Film prétentieux, dialogues vides, pédantisme et absence d’intrigue. On est à deux doigts de faire rougir un certain cinéma français des années 1950-1960.
Exemple concret avec une scène qui incarne parfaitement l'esprit du film :
Sofia (Zahia Dehar), le regard perdu vers la mer, le bout de sa clope suspendu aux extrémités de ses doigts, donnant une leçon de sagesse à sa jeune cousine : « Je ne trouve pas ça bien de mourir dans son sommeil… (silence)… On leur a confisqué la possibilité de… (silence)… penser… (silence)… d'avoir peur… (silence)… de dire au revoir… (silence)… de pardonner… (silence)… de demander pardon. »
La critique pourrait s’arrêter là.
La réalisatrice, Rebecca Zlotowski, est normalienne, donc elle baigne forcément dans un imaginaire bourgeois de « prouveur ». Elle pourrait très bien garder cela pour elle mais elle se plie à remplir un cahier des charges de la bonne élève de la FEMIS qui possède une maîtrise de la culture légitime du cinéma. Un hommage certainement, mais c’est pas du tout ma came.
J’ai strictement rien à reprocher aux acteurs qui font ce qu’on leur demande et plutôt bien mais c’est leur écriture qui m’insupporte.
Le personnage joué par Zahia Dehar, Sofia, n’est pas crédible : elle semble déconnectée du réel et elle n’est que la porte-voix d’un discours trop écrit et pédant au possible, ce qui lui donne que très peu d’épaisseur, malgré la prestation correcte de l’actrice qui joue un rôle qu’elle a connu dans la vraie vie : escorte de luxe.

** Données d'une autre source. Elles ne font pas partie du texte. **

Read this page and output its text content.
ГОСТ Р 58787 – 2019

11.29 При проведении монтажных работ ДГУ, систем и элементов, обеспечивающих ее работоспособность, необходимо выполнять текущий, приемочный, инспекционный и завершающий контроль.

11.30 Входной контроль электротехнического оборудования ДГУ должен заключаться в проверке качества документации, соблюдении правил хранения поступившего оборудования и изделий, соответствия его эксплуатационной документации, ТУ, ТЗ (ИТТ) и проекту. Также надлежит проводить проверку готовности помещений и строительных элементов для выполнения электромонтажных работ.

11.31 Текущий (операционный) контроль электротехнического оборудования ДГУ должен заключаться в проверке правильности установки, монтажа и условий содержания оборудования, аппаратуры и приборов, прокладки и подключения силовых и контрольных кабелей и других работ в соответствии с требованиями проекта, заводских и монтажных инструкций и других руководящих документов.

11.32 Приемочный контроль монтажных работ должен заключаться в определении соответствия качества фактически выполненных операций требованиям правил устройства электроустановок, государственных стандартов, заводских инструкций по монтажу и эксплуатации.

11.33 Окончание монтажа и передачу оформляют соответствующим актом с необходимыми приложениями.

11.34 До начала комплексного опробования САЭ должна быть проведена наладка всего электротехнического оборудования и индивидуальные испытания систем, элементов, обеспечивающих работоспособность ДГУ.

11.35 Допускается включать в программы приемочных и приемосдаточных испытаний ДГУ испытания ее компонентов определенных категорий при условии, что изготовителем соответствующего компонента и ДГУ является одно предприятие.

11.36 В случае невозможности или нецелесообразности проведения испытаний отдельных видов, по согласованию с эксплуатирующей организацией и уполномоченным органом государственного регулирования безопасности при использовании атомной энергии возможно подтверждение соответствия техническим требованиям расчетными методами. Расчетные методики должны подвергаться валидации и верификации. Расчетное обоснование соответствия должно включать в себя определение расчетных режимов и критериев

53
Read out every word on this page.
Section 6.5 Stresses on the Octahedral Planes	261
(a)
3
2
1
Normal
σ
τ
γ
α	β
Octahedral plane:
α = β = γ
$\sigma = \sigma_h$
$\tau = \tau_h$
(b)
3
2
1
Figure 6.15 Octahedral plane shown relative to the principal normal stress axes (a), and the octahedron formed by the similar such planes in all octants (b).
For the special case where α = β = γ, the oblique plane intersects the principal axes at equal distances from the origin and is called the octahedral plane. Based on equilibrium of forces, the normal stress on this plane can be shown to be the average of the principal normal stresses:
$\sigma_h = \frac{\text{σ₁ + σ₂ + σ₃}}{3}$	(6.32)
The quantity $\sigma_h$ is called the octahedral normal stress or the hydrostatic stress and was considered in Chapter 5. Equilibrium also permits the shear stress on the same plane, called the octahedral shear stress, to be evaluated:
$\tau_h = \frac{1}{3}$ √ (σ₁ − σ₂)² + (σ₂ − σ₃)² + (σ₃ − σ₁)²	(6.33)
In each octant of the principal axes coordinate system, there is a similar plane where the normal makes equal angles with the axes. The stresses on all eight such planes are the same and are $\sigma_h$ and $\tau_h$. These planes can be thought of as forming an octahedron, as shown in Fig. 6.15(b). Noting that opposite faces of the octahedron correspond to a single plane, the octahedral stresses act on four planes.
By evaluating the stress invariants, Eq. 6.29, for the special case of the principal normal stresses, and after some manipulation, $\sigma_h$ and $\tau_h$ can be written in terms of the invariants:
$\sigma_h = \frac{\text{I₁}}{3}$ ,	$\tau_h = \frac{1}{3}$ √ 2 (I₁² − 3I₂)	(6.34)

Il y aurait pu avoir un discours sur la chirurgie esthétique, une confrontation d’idées, mais son personnage est tellement habité par l’idée de plaire, qu’elle ne contredit personne et paraît très lisse. Son seul pouvoir d'émancipation, c'est quand elle met un doigt à son partenaire...
Il faut néanmoins reconnaître que c'est un rôle taillé pour Zahia Dehar. Elle a la même intonation de voix que Brigitte Bardot et se veut l'incarnation d'une certaine élégance moderne. L’imaginaire et la filiation avec Bardot sont clairs, mais sortir des expressions poétiques ou parler de Marguerite Duras en marquant des pauses avec une voix perchée qui détache bien les syllabes, c’est juste inconséquent. J’ai senti le film comme un remake du Mépris, mais sans ses musiques insupportables, remplacées ici par des musiques qui cherchent aussi à donner un vernis intellectuel au film.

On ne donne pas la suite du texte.